過ごす時間が増えることで「居心地」を重視したり、家に「仕事ができる空間」を求めたりする人が増えるでしょう。

また、通勤時間を気にする必要がなくなるため、勤務地からの距離が考慮されにくくなります。

とはいえ、在宅勤務は一時的であった人や、そもそも在宅勤務に至らなかった人もいます。

賃貸は住み替えが容易であるため、景気動向や流行によって需要が動きやすい傾向にありますが、購入はより慎重な決断が必要です。

そのため、2020年現在においては、エリアや立地の需要が大きく変わるには至らないようです。

在宅勤務がコロナ禍における一時的な対策にとどまるのか、今後はスタンダードな働き方として定着するかで住宅需要が変化するかどうか変わってくるでしょう。

2021年以降は住宅ローン控除の恩恵が小さくなる見通し

現状の住宅ローン控除は、所得税と住民税の一部から「年末時点の住宅ローン残高の1%」が控除される仕組みです。

納税額以上の控除を受けることはできませんが、納税額による上限の引き下げがなければ、最大控除額40万円(認定長期優良住宅などは年50万円に拡充)の控除を原則10年間受けることができます。

しかし、近年の住宅ローンは金利が1%を切るものも複数あります。

そのため次のように、住宅ローンの控除要件を縮小しようとする動きがあります。

【住宅ローン控除の控除額】

次のいずれかのうち少ないほうにする

  • 年末時点のローン残高の1
  • その年に支払った住宅ローン利息の総額

実施時期は未定ですが、今後住宅ローンを組もうと考えている人は、動向に注意しておきたいです。

なお、縮小が実施されたとしても、すでに住宅ローン控除を受けている人の要件は継続されます。

今後のスタンダードになるか?!残価設定型の住宅ローンが登場

先行きの不透明感があるなか、残価設定型の住宅ローンが登場しました。

残価設定型の住宅ローンとは住宅購入時に、一定の「残価」を差し引いて購入できる仕組みです。残価は売主が決定します。

仮に5000万円の住宅の残価を売主が「2000万円」とすれば、3000万円のローンを組むことで住宅が購入できます。

住宅ローン契約の終了時には2000万円の「残価」が残ることになりますが、「売却」「自己資金で購入」「再度住宅ローンを組む」などの選択肢を取ることができます。
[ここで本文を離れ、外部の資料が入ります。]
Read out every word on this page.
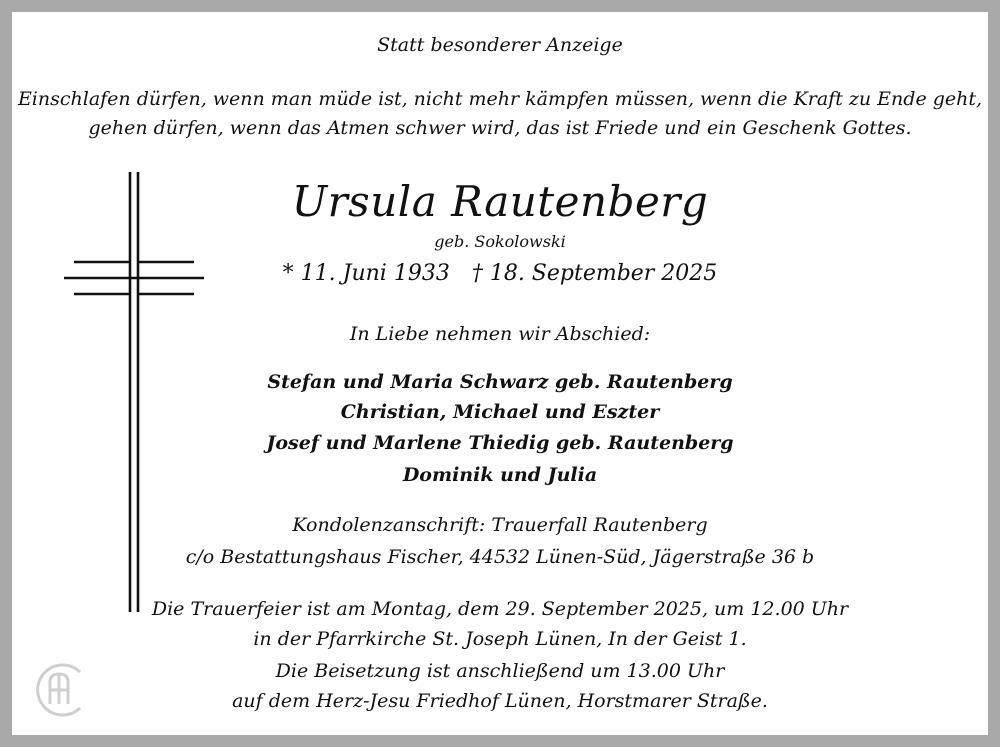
Statt besonderer Anzeige
Einschlafen dürfen, wenn man müde ist, nicht mehr kämpfen müssen, wenn die Kraft zu Ende geht,
gehen dürfen, wenn das Atmen schwer wird, das ist Friede und ein Geschenk Gottes.
Ursula Rautenberg
geb. Sokolowski
* 11. Juni 1933 † 18. September 2025
In Liebe nehmen wir Abschied:
Stefan und Maria Schwarz geb. Rautenberg
Christian, Michael und Eszter
Josef und Marlene Thiedig geb. Rautenberg
Dominik und Julia
Kondolenzanschrift: Trauerfall Rautenberg
c/o Bestattungshaus Fischer, 44532 Lünen-Süd, Jägerstraße 36 b
Die Trauerfeier ist am Montag, dem 29. September 2025, um 12.00 Uhr
in der Pfarrkirche St. Joseph Lünen, In der Geist 1.
Die Beisetzung ist anschließend um 13.00 Uhr
auf dem Herz-Jesu Friedhof Lünen, Horstmarer Straße.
マイホームを購入したとしても、退職後はマイホームを手放して住み替える可能性がある人に向いているとされます。

また、当初の住宅ローン返済額を抑えて自己資金を貯め、住宅ローン契約終了時に購入したい人にもメリットがある仕組みでしょう。

新しい制度であるため現段階では違和感を持つ人も多いかもしれません。

ですが、新しい住宅ローンの形として定着する可能性がありますので、知っておくといいでしょう。

まとめ 住宅ニーズや購入方法の多様化が考えられる

住宅ローン控除の上限が変わったり、残価設定型の住宅ローン登場したりすることで、これまでの常識が覆るかもしれません。

新型コロナウイルスの影響で、そもそも住宅に求める要素も変わる可能性があります。

マイホームの価値観も多様化が進むと考えられるでしょう。

今後は、「何のためにマイホームを購入するのか」を明確にすることが重要でしょう。

ニーズに合わせて住宅ローンをうまく選択してご自身にとって最善のマイホーム取得を行っていきましょう。